Electromagnetic field absorption in stochastic cellular systems: enhanced signal detection in ion channels and calcium oscillators

The basic problem in understanding the mechanisms of low frequency electromagnetic field interactions with biological systems arises because of the small strength of the signal compared to the thermal noise in the irradiated system. We have investigated, experimentally and theoretically, the possibilities for signal amplification relative to noise in those parts of the cellular calcium signalling pathway which constitute stochastic and chaotic processes. In many types of cells the signal tranduction from plasmalemma to intracellular targets is linked to the oscillatory behavior of intracellular Ca2+. The pattern of calcium fluctuations in a cell line of T lymphocytes (Jurkat), studied by us, consists of a repeated sequence of randomly occurring spikes. The spectral power densities of these spikes were diminished by applied 50 Hz electromagnetic fields. A source of enhancing the detection of weak electromagnetic signals in this system is the interaction with channel gating, where signal amplification is shown to follow from the theory of periodically driven stochastic processes.
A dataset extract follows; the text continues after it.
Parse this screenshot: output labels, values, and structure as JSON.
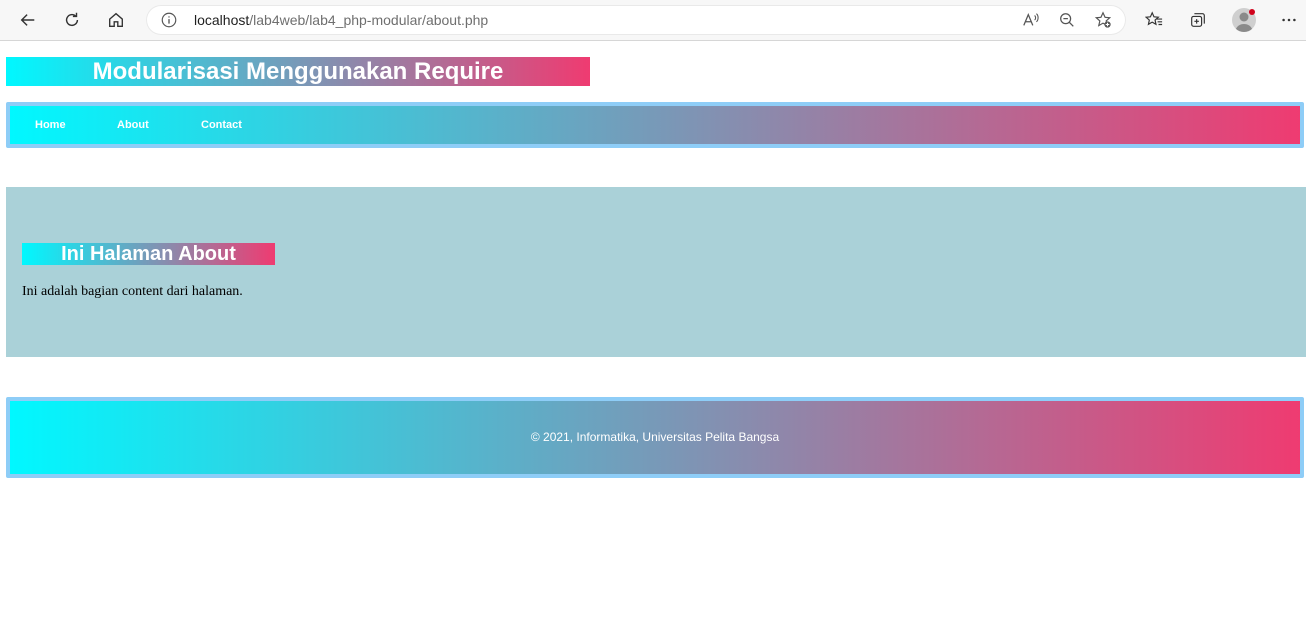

We have also investigated the sensitivity of intracellular calcium oscillators in detecting the modulated channel currents. This was done by numerical simulations on theoretical models, two-variable model of Goldbeter et al., 1990 [Goldbeter A, Dupont G, Berridge M. Proc Natl Acad Sci USA 1990;87: 1461–5] and the three-variable model with chaos by Shen and Larter, 1995 [Shen P, Larter R, Cell Calcium 1995;17:225–32]. Both models reproduced the experimental results with the chaotic model showing an irregularity in the pattern consistent with the experimental results. The models were also able to reproduce the effects of electromagnetic fields and the simulations revealed that the most sensitive part in the chain of reactions involved in Ca2+ oscillations was the Ca2+ release from internal stores by calcium-induced calcium release (CICR). Simulations on the three-variable model revealed the extreme sensitivity of a chaotic state to periodic forcing, suggesting a possible role of chaotic processes in detection of weak signals within cells.